The treatment of adult LCH is not standardized due to the rarity of the disease and the incomplete understanding of its pathophysiology. Vinblastine, a commonly used medication in pediatric LCH, is less favored in adults because of the risk of neurotoxicity. Despite this, our patient had a very good response to vinblastine but had disease recurrence once vinblastine administration was delayed to every 3 weeks instead of 2 weeks. Cytarabine at a dose of 100 mg/m2 for 5 consecutive days every month for a duration of 6 months has been used in adult LCH. Our patient received a total of 29 cycles of cytarabine plus vinblastine, with a very good clinical tolerability, without evidence of neurotoxicity or neutropenic fever, and had significantly less extensive involvement of the colorectum with partial regression of the anal lesion. After eight cycles of gemcitabine 1400 mg plus cisplatin 50 mg every 2 weeks, a chemotherapy regimen not previously used or reported for treatment of adult LCH, complete resolution of the colorectal, anal, and perianal lesions occurred. Treatment options in case reports concerning perianal involvement in LCH varied between surgical excision [13], successful use of thalidomide [16], Leustatin (cladribine), and radiotherapy with maintenance adiuretin [17], single agent imatinib or MACOP-B protocol (cyclophosphamide, doxorubicin, vincristine, methotrexate, bleomycin, and prednisone) with variable efficacy [18]. Combination gemcitabine plus cisplatin has not been previously reported and deserves further consideration in the management of similar lesions. Its use as first-line treatment in this group of patients has not been previously tested.

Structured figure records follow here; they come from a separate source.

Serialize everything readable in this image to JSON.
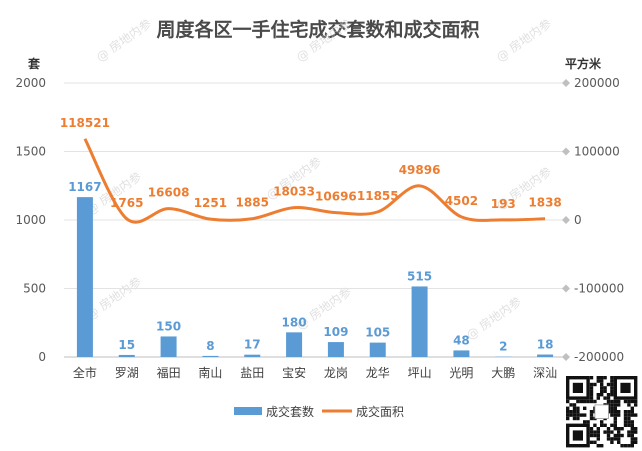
{
  "chart_data": {
    "type": "bar+line",
    "title": "周度各区一手住宅成交套数和成交面积",
    "y_left_unit": "套",
    "y_right_unit": "平方米",
    "ylim_left": [
      0,
      2000
    ],
    "yticks_left": [
      "0",
      "500",
      "1000",
      "1500",
      "2000"
    ],
    "ylim_right": [
      -200000,
      200000
    ],
    "yticks_right": [
      "-200000",
      "-100000",
      "0",
      "100000",
      "200000"
    ],
    "grid": true,
    "legend_position": "bottom",
    "categories": [
      "全市",
      "罗湖",
      "福田",
      "南山",
      "盐田",
      "宝安",
      "龙岗",
      "龙华",
      "坪山",
      "光明",
      "大鹏",
      "深汕"
    ],
    "series": [
      {
        "name": "成交套数",
        "type": "bar",
        "axis": "left",
        "color": "#5b9bd5",
        "values": [
          1167,
          15,
          150,
          8,
          17,
          180,
          109,
          105,
          515,
          48,
          2,
          18
        ]
      },
      {
        "name": "成交面积",
        "type": "line",
        "axis": "right",
        "color": "#ed7d31",
        "values": [
          118521,
          1765,
          16608,
          1251,
          1885,
          18033,
          10696,
          11855,
          49896,
          4502,
          193,
          1838
        ]
      }
    ],
    "watermark_text": "@ 房地内参"
  }
}
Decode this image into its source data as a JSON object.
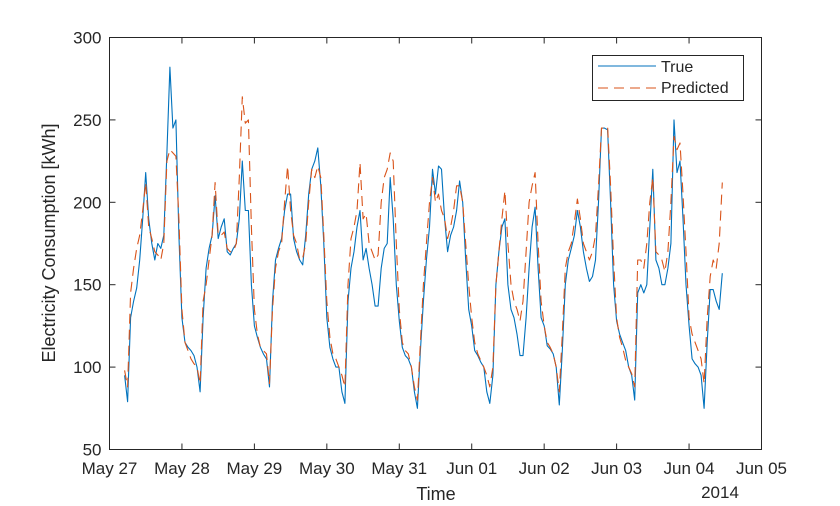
{
  "chart_data": {
    "type": "line",
    "title": "",
    "xlabel": "Time",
    "ylabel": "Electricity Consumption [kWh]",
    "ylim": [
      50,
      300
    ],
    "yticks": [
      50,
      100,
      150,
      200,
      250,
      300
    ],
    "xlim": [
      "2014-05-27 00:00",
      "2014-06-05 00:00"
    ],
    "xtick_labels": [
      "May 27",
      "May 28",
      "May 29",
      "May 30",
      "May 31",
      "Jun 01",
      "Jun 02",
      "Jun 03",
      "Jun 04",
      "Jun 05"
    ],
    "x_secondary_label": "2014",
    "grid": false,
    "legend_position": "top-right",
    "x_start": "2014-05-27 05:00",
    "x_step": "1 hour",
    "series": [
      {
        "name": "True",
        "color": "#0072BD",
        "style": "solid",
        "values": [
          95,
          79,
          130,
          140,
          148,
          165,
          190,
          218,
          190,
          175,
          165,
          175,
          172,
          180,
          230,
          282,
          245,
          250,
          180,
          130,
          115,
          112,
          110,
          107,
          100,
          85,
          130,
          160,
          172,
          180,
          204,
          178,
          185,
          190,
          170,
          168,
          172,
          175,
          190,
          225,
          195,
          195,
          150,
          125,
          118,
          112,
          108,
          105,
          88,
          140,
          165,
          172,
          178,
          195,
          205,
          205,
          178,
          170,
          165,
          162,
          180,
          205,
          220,
          225,
          233,
          210,
          175,
          130,
          112,
          105,
          100,
          100,
          85,
          78,
          140,
          160,
          170,
          185,
          195,
          165,
          172,
          160,
          150,
          137,
          137,
          160,
          172,
          175,
          215,
          190,
          150,
          128,
          112,
          107,
          105,
          100,
          85,
          75,
          110,
          140,
          165,
          185,
          220,
          205,
          222,
          220,
          190,
          170,
          180,
          185,
          195,
          213,
          200,
          165,
          135,
          125,
          110,
          107,
          103,
          100,
          85,
          78,
          95,
          150,
          170,
          185,
          190,
          150,
          135,
          130,
          120,
          107,
          107,
          130,
          160,
          185,
          197,
          160,
          130,
          125,
          113,
          111,
          108,
          100,
          77,
          110,
          150,
          165,
          172,
          180,
          195,
          185,
          170,
          160,
          152,
          155,
          165,
          200,
          245,
          245,
          244,
          200,
          150,
          128,
          120,
          115,
          110,
          100,
          95,
          80,
          145,
          150,
          145,
          150,
          185,
          220,
          165,
          160,
          150,
          150,
          160,
          175,
          250,
          218,
          225,
          190,
          150,
          125,
          105,
          102,
          100,
          95,
          75,
          115,
          147,
          147,
          140,
          135,
          157
        ]
      },
      {
        "name": "Predicted",
        "color": "#D95319",
        "style": "dashed",
        "values": [
          98,
          88,
          145,
          160,
          172,
          180,
          195,
          212,
          185,
          178,
          170,
          168,
          165,
          175,
          225,
          232,
          230,
          228,
          190,
          135,
          115,
          110,
          105,
          102,
          100,
          90,
          140,
          150,
          165,
          180,
          212,
          180,
          180,
          182,
          172,
          170,
          170,
          175,
          215,
          264,
          248,
          250,
          185,
          135,
          120,
          112,
          110,
          108,
          90,
          135,
          160,
          170,
          175,
          200,
          222,
          195,
          180,
          175,
          165,
          166,
          175,
          200,
          220,
          215,
          222,
          215,
          180,
          140,
          118,
          108,
          105,
          100,
          95,
          88,
          150,
          178,
          185,
          195,
          224,
          190,
          193,
          175,
          170,
          165,
          168,
          200,
          215,
          220,
          230,
          225,
          175,
          135,
          115,
          110,
          108,
          100,
          88,
          80,
          115,
          150,
          175,
          200,
          215,
          200,
          205,
          195,
          190,
          178,
          185,
          195,
          210,
          210,
          200,
          175,
          150,
          130,
          115,
          108,
          104,
          100,
          95,
          88,
          100,
          150,
          170,
          190,
          207,
          175,
          150,
          140,
          135,
          128,
          140,
          170,
          200,
          210,
          218,
          175,
          140,
          125,
          115,
          112,
          108,
          100,
          85,
          120,
          160,
          170,
          175,
          188,
          202,
          190,
          175,
          170,
          165,
          170,
          180,
          210,
          245,
          245,
          246,
          210,
          165,
          130,
          118,
          112,
          104,
          100,
          96,
          88,
          165,
          165,
          160,
          175,
          200,
          215,
          170,
          168,
          165,
          158,
          170,
          200,
          240,
          232,
          236,
          205,
          170,
          130,
          120,
          115,
          110,
          105,
          90,
          130,
          155,
          165,
          160,
          175,
          212
        ]
      }
    ]
  }
}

Overall prognosis in LCH seems to be favorable. A retrospective analysis [19] of 35 patients with LCH with multisystem involvement who received combination chemotherapy showed a 3-year overall survival of 81% ± 10% in patients aged 14 years and above. The overall survival of patients with LCH with GI tract involvement has not been specifically studied.

Conclusions

Adult multiple polyposis in the colon, rectum, and anus due to LCH of the GI tract in association with pulmonary LCH is an extremely rare clinical entity. Chemotherapy remains the mainstay of treatment. Long-term cytarabine plus vinblastine has shown acceptable tolerability. Gemcitabine plus cisplatin combination chemotherapy is a reasonable treatment option that was associated with complete resolution of the GI tract lesions.